The 50-Year-Old Whisky Time Forgot

 

Fifty is an eye-catching number when you put it on a whiskey label. With a major, industry-shaking shortage crimping the supply lines of Scottish whisky, the release of particularly old product is going to get attention.

But age is just a number. It’s what a whisky does with its time that matters. So what makes a great whisky at 50 years of age? Try one that’s reinvented itself halfway through life.

Reinvention for an old whisky is rare, because nobody wants to take risks with something of great value. And The Last Drop 50 is already rare indeed: less than a thousand bottles produced of a whisky whose age-based peers number in handfuls.

The Last Drop 50 is a blended whisky, meaning it contains both single-malt and single-grain whiskies from a variety of distilleries, the way Johnnie Walker or Chivas do. The number 50 only indicates the youngest whisky in the bottle, meaning some of the more than four dozen individual whiskies that were blended to make this product are much older.

But this whisky has lived more than one life.
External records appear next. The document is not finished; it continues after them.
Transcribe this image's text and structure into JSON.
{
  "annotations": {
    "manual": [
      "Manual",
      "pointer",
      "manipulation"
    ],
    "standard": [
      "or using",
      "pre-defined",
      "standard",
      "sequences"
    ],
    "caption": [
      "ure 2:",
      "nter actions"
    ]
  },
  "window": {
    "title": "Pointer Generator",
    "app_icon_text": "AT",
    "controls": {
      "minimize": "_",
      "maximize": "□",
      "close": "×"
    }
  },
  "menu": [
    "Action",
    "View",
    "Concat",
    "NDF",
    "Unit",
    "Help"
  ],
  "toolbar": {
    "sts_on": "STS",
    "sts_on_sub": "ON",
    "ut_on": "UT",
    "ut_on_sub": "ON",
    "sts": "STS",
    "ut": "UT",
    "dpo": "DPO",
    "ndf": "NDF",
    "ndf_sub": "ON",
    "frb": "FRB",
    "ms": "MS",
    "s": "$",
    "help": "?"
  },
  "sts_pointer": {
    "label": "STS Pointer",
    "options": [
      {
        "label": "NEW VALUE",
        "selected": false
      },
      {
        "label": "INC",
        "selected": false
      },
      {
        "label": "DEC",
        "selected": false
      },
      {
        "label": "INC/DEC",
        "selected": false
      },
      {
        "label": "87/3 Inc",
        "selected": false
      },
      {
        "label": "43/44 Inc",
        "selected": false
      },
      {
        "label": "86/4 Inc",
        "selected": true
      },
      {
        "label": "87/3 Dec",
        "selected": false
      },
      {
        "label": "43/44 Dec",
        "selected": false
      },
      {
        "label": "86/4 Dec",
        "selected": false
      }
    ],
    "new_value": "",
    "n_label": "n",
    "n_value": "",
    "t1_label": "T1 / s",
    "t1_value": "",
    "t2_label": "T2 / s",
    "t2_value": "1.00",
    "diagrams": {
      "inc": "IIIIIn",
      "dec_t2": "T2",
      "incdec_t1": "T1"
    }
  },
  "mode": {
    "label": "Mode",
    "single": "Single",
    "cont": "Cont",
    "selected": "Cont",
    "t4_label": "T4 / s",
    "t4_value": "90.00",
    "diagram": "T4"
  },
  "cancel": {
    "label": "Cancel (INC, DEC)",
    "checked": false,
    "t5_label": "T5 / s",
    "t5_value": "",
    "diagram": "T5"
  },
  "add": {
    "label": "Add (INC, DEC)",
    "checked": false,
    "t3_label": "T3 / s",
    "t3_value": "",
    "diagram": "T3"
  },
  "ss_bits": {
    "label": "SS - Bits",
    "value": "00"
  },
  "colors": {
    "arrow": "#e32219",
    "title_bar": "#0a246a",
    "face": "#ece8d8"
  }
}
Originally the blend was released in 1995 as a 30-year-old, bourbon-married whisky for the Asian market (specifically Taiwan).

But when the blender had some whisky left over from the production, he decided to try an experiment. The remaining whisky was placed into seven ex-sherry casks, meant to be finished for a year or so before a new bottling was produced. But for some reason, the blenders essentially forgot it existed — for 20 years.

Now those sherry casks yielded a total of 898 bottles, a third of which will head to U.S. retailers this month. They will retail for around $4,500.

If you’re wondering how a relatively new company (only eight years old) came into possession of 50-year-old whisky, you wouldn’t be surprised to find out that The Last Drop is not a distillery — nor do they want to be. Instead, The Last Drop is an over-arching brand name given to an elite group of spirits, hand-selected by some of the best in the business, for supremely limited bottlings. They’re acquired from much larger companies, who often stumble across small parcels of exquisite whisky they don’t know what to do with.